Moreover, Alias Robotics’ offensive team has extended the scan to other robots not running ROS. “Our aim was to improve, systematize and extend the results of previous studies. We target not only robots powered by the Robot Operating System (ROS), but also other setups (SROS, ROS 2.0) and technologies. Beyond robotics frameworks, our work also targets other robots that do not necessarily employ these popular middlewares”, says David Mayoral, CEO of Alias Robotics.
All these detected industrial targets are configured with default credentials and totally unprotected, reveals the study. As the University of Brown research team did, Alias Robotics’ authors have notified the owners of the bots whenever they came across a vulnerable robot. But they have also gone a step further: They have opened up the code.

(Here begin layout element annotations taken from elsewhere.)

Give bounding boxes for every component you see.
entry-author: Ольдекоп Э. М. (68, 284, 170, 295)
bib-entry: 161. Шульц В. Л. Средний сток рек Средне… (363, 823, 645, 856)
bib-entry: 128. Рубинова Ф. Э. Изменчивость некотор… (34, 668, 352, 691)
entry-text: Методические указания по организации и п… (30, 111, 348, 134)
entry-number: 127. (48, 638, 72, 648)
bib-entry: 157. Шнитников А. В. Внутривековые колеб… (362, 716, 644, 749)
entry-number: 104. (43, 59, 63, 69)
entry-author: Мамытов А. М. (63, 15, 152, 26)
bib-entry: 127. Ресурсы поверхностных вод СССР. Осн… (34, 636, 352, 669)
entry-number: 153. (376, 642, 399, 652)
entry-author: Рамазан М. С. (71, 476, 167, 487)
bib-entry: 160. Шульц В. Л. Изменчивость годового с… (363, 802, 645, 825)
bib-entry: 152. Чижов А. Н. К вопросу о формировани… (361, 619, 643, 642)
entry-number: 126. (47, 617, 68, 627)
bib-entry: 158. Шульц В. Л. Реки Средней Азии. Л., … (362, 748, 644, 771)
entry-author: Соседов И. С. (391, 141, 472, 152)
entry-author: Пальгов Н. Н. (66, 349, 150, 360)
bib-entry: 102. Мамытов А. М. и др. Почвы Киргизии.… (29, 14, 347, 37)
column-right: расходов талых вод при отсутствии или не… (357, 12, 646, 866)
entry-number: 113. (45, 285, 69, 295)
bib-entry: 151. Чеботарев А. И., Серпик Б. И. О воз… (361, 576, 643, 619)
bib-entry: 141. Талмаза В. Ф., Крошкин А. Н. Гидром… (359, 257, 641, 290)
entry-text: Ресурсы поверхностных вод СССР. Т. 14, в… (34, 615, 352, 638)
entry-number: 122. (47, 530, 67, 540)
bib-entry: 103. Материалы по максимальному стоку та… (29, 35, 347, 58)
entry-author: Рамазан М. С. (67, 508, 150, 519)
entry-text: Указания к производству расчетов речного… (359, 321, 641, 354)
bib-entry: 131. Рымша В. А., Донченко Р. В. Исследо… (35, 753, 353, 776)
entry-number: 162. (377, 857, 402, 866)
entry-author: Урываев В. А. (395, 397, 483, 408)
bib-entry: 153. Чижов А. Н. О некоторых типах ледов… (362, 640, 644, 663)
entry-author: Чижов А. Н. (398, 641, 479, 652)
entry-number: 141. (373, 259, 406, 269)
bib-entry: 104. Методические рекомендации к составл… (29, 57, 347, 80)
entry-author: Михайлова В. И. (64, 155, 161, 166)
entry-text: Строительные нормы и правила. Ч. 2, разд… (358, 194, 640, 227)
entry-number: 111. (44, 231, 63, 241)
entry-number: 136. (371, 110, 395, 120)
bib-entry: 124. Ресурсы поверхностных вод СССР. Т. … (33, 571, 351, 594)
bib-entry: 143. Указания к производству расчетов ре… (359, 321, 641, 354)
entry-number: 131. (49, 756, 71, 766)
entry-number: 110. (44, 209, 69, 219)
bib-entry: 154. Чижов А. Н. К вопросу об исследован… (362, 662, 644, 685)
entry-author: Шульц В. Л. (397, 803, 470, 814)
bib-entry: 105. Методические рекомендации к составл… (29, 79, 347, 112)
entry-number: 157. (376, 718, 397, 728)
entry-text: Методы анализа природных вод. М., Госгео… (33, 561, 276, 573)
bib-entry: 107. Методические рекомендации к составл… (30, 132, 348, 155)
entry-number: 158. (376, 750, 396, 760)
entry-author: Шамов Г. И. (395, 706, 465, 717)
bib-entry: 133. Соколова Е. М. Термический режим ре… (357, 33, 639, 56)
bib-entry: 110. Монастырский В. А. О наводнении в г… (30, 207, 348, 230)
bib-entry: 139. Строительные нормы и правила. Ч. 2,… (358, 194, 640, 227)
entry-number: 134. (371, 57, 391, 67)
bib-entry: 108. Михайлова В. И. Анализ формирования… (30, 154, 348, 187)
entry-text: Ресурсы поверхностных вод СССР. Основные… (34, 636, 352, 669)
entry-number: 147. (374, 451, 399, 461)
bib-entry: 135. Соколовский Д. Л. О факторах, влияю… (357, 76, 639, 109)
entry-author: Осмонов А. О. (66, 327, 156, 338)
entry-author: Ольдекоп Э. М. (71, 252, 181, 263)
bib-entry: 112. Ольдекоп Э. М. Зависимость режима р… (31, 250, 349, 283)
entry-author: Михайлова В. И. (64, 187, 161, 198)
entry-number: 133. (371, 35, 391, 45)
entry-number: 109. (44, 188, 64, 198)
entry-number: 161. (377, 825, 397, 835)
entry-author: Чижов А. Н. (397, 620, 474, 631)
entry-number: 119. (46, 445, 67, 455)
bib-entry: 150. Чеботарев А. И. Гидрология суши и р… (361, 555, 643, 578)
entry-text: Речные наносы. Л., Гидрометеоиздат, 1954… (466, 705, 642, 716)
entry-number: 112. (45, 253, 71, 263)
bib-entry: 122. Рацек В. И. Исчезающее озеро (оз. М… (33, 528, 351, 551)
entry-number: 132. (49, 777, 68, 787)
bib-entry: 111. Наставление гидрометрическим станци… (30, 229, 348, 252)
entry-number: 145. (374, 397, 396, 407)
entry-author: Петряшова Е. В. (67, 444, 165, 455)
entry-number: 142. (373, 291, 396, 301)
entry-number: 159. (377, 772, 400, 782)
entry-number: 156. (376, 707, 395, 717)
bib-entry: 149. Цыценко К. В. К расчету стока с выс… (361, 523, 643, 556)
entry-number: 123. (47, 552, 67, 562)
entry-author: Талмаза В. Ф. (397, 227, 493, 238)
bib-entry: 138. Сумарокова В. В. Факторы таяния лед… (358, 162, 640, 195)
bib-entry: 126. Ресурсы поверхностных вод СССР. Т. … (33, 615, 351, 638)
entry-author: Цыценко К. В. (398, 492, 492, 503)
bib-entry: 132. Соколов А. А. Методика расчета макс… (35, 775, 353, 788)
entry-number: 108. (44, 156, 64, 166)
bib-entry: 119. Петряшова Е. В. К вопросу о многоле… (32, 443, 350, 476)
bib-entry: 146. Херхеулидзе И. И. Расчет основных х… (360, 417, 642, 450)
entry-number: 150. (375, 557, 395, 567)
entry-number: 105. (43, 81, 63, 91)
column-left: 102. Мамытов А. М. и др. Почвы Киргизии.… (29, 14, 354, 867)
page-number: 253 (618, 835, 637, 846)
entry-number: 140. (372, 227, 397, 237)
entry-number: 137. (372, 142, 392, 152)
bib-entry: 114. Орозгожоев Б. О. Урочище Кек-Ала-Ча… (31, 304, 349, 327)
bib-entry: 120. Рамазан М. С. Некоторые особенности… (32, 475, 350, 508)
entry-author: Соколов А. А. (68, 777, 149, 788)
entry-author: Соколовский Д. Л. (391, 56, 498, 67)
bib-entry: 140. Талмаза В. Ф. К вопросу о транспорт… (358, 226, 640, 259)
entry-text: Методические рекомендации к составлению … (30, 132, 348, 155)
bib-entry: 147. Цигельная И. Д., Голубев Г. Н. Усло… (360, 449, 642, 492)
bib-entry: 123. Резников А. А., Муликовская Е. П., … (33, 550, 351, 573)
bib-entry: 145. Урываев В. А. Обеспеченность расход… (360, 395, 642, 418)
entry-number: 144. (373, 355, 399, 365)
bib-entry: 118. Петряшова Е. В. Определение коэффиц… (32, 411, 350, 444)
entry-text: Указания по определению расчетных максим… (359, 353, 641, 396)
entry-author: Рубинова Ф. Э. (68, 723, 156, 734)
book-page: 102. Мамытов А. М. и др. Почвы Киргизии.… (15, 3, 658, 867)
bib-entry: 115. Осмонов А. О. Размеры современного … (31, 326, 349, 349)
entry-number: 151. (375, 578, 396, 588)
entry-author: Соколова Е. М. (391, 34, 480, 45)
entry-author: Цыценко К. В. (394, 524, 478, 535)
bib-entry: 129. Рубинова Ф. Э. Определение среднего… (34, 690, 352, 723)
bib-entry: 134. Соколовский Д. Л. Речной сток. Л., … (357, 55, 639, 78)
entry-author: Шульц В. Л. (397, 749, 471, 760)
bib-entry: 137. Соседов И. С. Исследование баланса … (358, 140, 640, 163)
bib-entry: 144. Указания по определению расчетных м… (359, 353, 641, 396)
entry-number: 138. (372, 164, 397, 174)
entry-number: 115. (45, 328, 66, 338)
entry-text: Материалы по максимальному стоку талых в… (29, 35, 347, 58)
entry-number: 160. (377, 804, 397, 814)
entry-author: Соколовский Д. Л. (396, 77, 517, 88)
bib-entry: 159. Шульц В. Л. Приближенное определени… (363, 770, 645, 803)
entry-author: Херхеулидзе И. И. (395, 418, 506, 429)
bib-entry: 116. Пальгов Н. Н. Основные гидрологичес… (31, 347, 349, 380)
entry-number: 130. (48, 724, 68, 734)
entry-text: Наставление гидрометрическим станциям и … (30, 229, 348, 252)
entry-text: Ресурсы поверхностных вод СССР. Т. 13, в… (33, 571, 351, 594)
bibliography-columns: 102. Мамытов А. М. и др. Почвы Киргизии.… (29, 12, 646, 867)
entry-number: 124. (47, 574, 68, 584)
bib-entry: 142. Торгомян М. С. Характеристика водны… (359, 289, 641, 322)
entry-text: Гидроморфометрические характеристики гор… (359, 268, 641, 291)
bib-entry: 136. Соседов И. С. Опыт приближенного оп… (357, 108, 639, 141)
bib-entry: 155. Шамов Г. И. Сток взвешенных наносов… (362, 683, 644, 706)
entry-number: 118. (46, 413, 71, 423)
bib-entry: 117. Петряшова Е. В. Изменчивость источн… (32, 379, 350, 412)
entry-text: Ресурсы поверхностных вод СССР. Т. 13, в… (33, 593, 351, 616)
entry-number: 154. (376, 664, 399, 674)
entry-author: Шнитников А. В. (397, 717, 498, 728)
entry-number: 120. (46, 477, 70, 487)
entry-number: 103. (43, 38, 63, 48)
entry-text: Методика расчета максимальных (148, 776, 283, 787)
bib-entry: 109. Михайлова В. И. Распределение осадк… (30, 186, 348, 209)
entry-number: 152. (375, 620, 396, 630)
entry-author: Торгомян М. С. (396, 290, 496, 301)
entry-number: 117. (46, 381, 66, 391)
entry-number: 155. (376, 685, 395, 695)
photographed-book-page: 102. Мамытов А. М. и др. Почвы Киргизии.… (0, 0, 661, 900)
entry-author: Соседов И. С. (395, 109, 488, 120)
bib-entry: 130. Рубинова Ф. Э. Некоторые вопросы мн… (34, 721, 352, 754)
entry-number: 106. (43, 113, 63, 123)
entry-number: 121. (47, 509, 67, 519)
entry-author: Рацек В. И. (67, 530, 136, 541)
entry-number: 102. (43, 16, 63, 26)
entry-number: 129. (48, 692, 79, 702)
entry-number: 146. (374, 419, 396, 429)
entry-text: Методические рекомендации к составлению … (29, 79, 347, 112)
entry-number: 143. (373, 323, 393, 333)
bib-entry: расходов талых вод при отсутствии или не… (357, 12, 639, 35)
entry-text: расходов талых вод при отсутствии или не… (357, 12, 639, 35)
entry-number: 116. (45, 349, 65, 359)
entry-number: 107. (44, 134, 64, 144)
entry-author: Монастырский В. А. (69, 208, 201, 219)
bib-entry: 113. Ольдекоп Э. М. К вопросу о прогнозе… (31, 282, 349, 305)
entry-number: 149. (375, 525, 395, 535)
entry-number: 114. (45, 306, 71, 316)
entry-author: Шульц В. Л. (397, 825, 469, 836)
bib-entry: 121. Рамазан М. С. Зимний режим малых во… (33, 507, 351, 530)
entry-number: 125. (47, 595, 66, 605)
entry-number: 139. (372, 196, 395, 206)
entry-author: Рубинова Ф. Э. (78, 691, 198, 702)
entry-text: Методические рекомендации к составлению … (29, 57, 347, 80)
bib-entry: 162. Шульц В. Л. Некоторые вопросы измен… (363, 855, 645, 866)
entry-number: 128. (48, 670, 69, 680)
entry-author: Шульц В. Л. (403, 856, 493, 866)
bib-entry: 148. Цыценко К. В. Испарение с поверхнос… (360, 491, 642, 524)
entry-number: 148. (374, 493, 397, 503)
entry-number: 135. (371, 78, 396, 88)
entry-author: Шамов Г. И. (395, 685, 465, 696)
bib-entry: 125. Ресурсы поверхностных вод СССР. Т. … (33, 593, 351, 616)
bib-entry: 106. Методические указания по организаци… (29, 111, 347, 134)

“We argue against the security by obscurity approach and instead, advocate for robot security powered by continuous assessments, including quality assurance practices in software. Of course, by no means we encourage unauthorized tampering of running robotic systems. Instead we value the importance to empower security researchers and aim to raise security-awareness among roboticists, by releasing this robot security auditing tool”, explains Mayoral.
The study published on the preprint server arXiv sections discloses and describes how the work can be reproduced, and how aztarna allows for future extensions thanks to its modular architecture. The authors argue that the release of these tools is a natural consequence of the general lack of concern among robot manufacturers towards security and cybersecurity.
“It’s not only that they are very slow patching their flaws when we warn them. Many just don’t care and say: We know our robots have a set of reported vulnerabilities, but we leave security up to the end user”.
The researchers from Alias Robotics invite for contributions to extend aztarna’s auditing capacities. The startup is actively recruiting and also organizes robot bug bounty programs and open robot vulnerability disclosure programs.